Ever since I first heard about “atmospheric rivers” from Cliff Dahm, the biologist who until recently headed science efforts for the Delta Stewardship Council, I’ve been asking every scientist who I heard talk about them whether they can make it all the way to New Mexico. AR’s are these amazing storms that blast California like a firehose, and they’re getting increasing attention in the climate-policy interface in California because of the importance of their presence, or absence, in determining whether that state has good or bad water supply years.
But they’ve been primarily a California thing. Can they push their moisture past the mountains and make it all the way to New Mexico?
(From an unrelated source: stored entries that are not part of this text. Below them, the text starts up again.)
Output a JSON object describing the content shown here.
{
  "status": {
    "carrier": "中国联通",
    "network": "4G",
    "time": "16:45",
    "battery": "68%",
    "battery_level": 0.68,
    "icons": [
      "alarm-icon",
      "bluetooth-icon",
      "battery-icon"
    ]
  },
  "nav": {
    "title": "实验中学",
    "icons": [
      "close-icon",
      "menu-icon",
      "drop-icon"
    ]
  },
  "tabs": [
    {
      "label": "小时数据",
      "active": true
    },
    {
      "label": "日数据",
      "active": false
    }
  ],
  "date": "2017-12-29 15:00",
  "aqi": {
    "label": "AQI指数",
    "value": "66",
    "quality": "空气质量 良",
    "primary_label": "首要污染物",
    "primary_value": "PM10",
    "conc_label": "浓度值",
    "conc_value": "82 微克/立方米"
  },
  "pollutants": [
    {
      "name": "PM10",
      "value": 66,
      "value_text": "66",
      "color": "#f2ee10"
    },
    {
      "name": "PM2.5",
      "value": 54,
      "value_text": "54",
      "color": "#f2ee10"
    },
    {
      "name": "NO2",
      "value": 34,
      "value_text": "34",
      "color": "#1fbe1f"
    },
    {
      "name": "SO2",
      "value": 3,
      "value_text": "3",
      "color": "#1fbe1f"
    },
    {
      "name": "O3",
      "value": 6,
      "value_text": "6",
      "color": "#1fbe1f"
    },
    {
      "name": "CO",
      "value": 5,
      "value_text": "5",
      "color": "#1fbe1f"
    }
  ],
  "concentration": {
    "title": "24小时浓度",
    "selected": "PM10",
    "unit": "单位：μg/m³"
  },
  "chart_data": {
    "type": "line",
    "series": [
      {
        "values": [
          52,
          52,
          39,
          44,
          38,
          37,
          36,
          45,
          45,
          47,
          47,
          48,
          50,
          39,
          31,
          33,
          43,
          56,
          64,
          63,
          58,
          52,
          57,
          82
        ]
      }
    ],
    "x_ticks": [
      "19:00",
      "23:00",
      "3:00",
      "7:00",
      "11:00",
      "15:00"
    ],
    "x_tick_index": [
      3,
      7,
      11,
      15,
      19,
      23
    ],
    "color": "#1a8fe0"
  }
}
Mike Dettinger, California’s “Dr. AR”, sent around a paper today (pdf) that pushes the boundary in our direction. It was a memorably impressive January 2010 storm, which came close to setting records (and in some cases set records) for runoff in the high country along the Mogollon Rim in Arizona and in the Gila Mountains of southwest New Mexico:
The AR was oriented nearly orthogonal to the Mogollon Rim, a major escarpment crossing much of central Arizona, and was positioned between the high mountain ranges of northern Mexico. High melting levels during the heaviest precipitation contributed to region-wide ?ooding, while the high altitude snowpack increased substantially. The characteristics of the AR that impacted Arizona in January 2010, and the resulting heavy orographic precipitation, are comparable to those of landfalling ARs and their impacts along the west coasts of midlatitude continents.
See also this shot from Wikipedia:
January 2010 was part of the last moderate El Nino episode before La Nina took over and drought conditions resumed. That AR phenomena resulted in moderate flooding even in the NM Gila region as rainfall and melting snow combined to the flood out the approaches to the bridge leading to the Gila Cliff Dwellings Visitor Center along the west fork of the Gila River.